I had one class that the entire point of it was participation. Avoid any class with the word "leadership" in it. :| Other than that the only time I've been called on was more of a mistake on my part. The instructor asked how many people had taken another class and without checking the other people I raised my hand. Turned out I was the only one to raise my hand so I got asked the question. To which I gave a blank stare as my mind froze and he moved on. Otherwise in my several years and multiple majors attempting to find a degree I want and can accomplish I have never had an instructor call on anyone that didn't volunteer.


----------



## related (Jun 27, 2010)

This used to happen quite a bit in secondary school (UK) in my classes. It was even worse when they started saying "I'm going to pick on people without their hands up"...no! **** off! It was terrifying. Then they'd catch you suddenly putting your hand up when they said it...and knowing you were trying to avoid being chosen, they would ask you. There's a reason we try to avoid it 

If I ever got picked, I'd sometimes spew out an answer I know to be wrong straight away just to take the attention off me.


----------



## Belshazzar (Apr 12, 2010)

I'm surprised by the amount of "mandatory participation." I had one, maybe two profs that did that. I think most realized it was a waste of class time to call on someone and have them sit there for a minute and then say, "Duh, I dunno."


----------



## Monroee (Aug 26, 2009)

I had four college classes so far, when I went to college last semester, and I all I can say is that it depends on the professor entirely. 

Math class - he never even learned our names, said he wouldn't call anyone who didn't raise their hand. 

Psych class - She occasionally called on people, but she usually only went for raised hands.
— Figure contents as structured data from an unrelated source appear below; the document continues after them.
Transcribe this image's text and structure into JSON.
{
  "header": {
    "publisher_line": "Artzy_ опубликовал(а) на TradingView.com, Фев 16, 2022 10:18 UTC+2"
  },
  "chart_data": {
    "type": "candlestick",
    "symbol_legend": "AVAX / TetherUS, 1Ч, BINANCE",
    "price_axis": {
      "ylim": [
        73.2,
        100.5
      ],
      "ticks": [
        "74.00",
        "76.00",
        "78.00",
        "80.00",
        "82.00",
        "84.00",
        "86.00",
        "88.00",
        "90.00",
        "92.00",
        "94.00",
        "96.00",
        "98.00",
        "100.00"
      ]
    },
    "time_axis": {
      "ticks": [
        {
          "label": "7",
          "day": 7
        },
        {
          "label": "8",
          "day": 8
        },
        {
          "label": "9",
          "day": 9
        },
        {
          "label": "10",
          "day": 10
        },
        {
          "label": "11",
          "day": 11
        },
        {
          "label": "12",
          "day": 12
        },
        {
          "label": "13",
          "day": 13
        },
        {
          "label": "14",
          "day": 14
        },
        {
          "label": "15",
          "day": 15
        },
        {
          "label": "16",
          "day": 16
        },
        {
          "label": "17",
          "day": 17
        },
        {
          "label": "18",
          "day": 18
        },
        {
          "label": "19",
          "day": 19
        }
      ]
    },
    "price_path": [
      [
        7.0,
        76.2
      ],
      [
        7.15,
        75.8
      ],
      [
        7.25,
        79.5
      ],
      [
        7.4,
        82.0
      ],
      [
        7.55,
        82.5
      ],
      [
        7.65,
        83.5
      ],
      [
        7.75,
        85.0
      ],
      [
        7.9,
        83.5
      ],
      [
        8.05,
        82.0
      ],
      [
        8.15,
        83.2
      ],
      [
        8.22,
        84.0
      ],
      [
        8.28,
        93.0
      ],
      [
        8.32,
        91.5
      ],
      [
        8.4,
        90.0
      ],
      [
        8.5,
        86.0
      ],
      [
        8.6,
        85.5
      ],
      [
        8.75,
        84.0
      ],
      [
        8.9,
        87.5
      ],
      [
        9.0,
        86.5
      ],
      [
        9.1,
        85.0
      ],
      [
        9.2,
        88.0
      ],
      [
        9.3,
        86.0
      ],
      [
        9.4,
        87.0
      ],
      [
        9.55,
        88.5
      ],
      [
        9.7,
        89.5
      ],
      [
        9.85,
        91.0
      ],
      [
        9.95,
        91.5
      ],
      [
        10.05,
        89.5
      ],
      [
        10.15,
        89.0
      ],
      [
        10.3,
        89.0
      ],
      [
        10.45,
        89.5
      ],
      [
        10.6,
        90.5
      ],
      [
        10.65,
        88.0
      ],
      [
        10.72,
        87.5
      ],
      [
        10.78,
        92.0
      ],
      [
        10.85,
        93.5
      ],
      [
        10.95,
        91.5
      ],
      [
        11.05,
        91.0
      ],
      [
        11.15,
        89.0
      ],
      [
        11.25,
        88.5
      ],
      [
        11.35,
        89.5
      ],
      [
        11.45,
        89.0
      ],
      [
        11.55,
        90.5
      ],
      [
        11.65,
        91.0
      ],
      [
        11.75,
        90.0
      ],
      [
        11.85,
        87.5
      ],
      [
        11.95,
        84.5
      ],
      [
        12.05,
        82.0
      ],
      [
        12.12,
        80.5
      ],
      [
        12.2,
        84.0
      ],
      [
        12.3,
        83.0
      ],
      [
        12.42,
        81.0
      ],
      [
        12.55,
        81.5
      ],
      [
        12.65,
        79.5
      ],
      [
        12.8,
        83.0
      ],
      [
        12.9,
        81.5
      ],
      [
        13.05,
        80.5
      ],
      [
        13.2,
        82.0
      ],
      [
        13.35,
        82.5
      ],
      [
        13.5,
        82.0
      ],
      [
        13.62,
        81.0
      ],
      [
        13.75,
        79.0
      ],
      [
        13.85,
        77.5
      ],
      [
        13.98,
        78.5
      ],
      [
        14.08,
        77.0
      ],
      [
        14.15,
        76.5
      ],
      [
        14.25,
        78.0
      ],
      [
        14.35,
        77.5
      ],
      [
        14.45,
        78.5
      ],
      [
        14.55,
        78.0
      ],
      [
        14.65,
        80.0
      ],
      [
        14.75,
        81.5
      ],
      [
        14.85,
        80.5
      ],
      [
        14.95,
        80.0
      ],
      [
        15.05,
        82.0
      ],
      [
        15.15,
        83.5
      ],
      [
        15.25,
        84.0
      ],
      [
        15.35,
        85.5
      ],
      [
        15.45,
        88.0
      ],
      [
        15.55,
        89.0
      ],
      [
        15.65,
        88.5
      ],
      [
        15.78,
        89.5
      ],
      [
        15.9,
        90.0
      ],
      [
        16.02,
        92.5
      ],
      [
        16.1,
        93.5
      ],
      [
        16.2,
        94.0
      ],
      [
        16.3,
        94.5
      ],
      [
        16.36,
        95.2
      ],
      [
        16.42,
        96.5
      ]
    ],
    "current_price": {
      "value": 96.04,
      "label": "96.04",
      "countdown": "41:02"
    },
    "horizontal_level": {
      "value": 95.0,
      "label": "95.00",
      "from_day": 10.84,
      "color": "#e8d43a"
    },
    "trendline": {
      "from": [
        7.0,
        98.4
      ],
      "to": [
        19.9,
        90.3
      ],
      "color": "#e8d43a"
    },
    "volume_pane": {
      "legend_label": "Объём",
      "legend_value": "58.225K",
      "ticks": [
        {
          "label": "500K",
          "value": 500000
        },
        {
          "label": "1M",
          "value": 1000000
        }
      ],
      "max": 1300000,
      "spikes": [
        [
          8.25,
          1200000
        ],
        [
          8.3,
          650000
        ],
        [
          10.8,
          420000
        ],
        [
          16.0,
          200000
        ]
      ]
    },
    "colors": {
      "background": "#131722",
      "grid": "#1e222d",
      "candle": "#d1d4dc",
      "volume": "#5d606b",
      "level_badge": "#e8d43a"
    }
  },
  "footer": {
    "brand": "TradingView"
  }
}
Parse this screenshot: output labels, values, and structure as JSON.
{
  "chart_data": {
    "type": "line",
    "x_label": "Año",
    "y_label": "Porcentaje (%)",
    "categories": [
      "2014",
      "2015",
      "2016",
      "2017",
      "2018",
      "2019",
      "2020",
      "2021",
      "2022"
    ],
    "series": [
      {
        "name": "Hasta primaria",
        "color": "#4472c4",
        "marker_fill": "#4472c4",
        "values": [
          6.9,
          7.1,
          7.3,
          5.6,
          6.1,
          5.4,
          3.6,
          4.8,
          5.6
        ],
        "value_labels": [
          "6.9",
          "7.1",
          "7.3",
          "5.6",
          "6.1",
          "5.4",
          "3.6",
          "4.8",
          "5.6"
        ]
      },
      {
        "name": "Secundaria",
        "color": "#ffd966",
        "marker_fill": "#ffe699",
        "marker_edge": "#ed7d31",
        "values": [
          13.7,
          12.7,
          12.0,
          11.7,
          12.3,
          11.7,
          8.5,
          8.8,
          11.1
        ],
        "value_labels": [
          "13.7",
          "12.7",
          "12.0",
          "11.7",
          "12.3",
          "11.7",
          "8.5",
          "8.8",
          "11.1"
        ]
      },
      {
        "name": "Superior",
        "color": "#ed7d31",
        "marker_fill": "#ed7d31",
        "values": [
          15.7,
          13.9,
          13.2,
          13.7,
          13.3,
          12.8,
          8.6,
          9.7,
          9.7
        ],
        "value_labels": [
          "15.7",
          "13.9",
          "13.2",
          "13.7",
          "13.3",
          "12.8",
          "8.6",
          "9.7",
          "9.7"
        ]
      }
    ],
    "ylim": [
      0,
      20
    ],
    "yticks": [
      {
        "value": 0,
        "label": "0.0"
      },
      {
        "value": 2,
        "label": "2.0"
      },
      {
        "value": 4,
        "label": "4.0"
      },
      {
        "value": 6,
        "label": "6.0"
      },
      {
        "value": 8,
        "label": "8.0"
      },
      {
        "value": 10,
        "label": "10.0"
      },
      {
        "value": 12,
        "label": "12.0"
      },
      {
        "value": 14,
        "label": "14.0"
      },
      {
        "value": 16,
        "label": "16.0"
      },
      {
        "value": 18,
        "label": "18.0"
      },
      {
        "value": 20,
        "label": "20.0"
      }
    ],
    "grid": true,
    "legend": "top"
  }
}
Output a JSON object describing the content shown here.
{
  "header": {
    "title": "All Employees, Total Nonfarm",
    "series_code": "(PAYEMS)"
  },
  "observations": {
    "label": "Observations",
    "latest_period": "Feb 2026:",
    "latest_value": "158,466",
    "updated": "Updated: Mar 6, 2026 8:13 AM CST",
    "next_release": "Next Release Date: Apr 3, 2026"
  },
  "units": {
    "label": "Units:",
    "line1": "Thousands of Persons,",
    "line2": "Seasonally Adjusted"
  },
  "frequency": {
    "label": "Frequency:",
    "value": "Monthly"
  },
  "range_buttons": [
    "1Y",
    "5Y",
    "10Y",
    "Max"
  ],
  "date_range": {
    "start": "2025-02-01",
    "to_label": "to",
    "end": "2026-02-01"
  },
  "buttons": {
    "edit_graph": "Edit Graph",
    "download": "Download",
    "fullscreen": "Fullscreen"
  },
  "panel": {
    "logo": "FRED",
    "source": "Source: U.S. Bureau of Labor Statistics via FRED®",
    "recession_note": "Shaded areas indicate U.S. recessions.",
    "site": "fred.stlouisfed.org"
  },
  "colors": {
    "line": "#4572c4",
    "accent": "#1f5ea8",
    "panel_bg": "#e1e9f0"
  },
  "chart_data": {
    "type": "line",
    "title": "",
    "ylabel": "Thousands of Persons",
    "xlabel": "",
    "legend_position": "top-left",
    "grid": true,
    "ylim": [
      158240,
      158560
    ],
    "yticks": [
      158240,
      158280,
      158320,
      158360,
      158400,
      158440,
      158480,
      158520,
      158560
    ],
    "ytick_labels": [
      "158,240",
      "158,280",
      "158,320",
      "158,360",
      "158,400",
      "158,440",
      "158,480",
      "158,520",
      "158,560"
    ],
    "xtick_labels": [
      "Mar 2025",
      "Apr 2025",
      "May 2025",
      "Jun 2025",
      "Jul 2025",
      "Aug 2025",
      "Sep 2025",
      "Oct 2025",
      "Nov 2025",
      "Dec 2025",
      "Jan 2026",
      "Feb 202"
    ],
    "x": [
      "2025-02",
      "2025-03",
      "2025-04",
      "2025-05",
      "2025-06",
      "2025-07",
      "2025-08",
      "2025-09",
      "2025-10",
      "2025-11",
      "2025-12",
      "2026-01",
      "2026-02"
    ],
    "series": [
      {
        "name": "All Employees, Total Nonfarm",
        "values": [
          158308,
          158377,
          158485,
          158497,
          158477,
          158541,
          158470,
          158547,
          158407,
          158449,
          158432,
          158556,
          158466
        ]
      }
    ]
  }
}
Which I felt comfortable actually doing after a while.  I'm so interested in Psychology I actually had the courage (and the benzos) to ask questions. 

World Religion class - Never got called on. He basically lectured the whole time. 

Composition - Very small class. He DID call on me a lot, but thats only because I was the only good writer in the class and he was always interested by my weird answers and topics I picked. Hahaha.


----------